Lastly, results obtained in the present study suggest that freshwater affected the incidence of SFAs, which resulted significantly lower in fillet of European sea bass raised in AFW compared to ASW. As suggested by Hunt et al. [35] who studied the same species, it is possible that fish farmed in freshwater prefer to use SFAs as principal source of energy.
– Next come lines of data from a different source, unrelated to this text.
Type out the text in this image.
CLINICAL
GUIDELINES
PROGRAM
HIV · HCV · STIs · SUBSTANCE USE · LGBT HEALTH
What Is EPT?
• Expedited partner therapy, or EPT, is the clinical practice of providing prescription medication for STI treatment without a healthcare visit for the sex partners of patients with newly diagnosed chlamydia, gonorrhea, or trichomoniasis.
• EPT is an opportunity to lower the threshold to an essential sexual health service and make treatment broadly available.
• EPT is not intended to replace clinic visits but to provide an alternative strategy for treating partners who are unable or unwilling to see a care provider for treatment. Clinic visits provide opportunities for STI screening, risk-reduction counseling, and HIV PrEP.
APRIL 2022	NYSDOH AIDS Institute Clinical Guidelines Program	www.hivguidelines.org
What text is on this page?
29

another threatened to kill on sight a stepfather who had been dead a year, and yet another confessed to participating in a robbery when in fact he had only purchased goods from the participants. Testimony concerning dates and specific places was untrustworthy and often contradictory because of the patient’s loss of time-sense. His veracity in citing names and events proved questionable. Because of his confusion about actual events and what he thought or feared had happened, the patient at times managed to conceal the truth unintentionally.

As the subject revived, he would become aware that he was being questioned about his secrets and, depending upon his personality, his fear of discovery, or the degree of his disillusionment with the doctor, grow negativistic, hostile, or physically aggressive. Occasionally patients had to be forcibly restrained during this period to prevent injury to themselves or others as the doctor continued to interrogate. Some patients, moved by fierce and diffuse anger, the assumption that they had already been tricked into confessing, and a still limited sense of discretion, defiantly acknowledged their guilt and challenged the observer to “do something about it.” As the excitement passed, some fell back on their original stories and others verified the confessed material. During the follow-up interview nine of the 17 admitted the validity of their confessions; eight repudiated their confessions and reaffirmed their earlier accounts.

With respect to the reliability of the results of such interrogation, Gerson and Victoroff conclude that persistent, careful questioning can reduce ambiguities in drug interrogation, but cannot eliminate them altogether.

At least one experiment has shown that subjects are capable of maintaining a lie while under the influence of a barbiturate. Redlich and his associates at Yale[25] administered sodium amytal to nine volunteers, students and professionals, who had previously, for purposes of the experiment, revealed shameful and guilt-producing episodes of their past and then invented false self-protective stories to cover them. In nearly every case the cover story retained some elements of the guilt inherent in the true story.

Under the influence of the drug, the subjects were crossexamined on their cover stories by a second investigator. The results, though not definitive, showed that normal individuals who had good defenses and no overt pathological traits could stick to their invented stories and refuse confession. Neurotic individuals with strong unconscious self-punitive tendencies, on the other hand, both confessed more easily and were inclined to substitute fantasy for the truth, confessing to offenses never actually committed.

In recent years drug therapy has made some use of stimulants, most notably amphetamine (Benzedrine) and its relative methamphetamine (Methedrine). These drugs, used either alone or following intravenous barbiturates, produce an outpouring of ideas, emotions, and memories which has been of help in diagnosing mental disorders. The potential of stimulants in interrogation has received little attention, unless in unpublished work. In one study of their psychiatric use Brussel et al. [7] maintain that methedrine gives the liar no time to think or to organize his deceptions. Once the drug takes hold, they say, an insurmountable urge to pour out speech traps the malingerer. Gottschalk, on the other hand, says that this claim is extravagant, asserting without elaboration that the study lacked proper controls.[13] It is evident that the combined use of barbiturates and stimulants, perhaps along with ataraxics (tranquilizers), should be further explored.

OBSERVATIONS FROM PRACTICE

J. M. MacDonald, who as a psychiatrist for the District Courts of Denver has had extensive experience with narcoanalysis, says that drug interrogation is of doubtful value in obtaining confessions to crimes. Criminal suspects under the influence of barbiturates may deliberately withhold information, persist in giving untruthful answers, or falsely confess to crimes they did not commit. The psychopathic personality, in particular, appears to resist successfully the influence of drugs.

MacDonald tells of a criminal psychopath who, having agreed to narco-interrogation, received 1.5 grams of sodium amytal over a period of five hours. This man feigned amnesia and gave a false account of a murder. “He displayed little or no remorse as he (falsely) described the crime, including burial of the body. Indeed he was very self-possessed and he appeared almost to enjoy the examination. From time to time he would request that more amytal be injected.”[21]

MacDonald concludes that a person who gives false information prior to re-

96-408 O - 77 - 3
Results obtained by C/N excluded the influence of freshwater in the pool of carbon and nitrogen. However, FTIR revealed a higher carbohydrate to protein ratio in AFW respect to ASW, suggesting a modification in macromolecule allocation.

5. Conclusions

Development of aquaponics is important in countries with markets strictly dependent on marine species and/or limited sources of freshwater. This study broadened the knowledge on marine aquaponics by testing a marine aquaponics system that provides good quality fish meat while reducing growth performance of chards and modifying macromolecule allocation. However, rearing marine species in aquaponics requires a saltwater source or, alternatively, synthetic salt, which is expensive. A further requirement is the need for halophile plants which diminishes the number of species suitable for rearing. This research exploits commercially interesting euryhaline fish in freshwater environment in order to overcome the above-mentioned disadvantages, obtaining fish meat quality comparable to fish reared in saltwater system and chards with good growth performance. In addition, exploiting euryhaline species allows for an increase in profitability by cultivating commercially interesting common plants.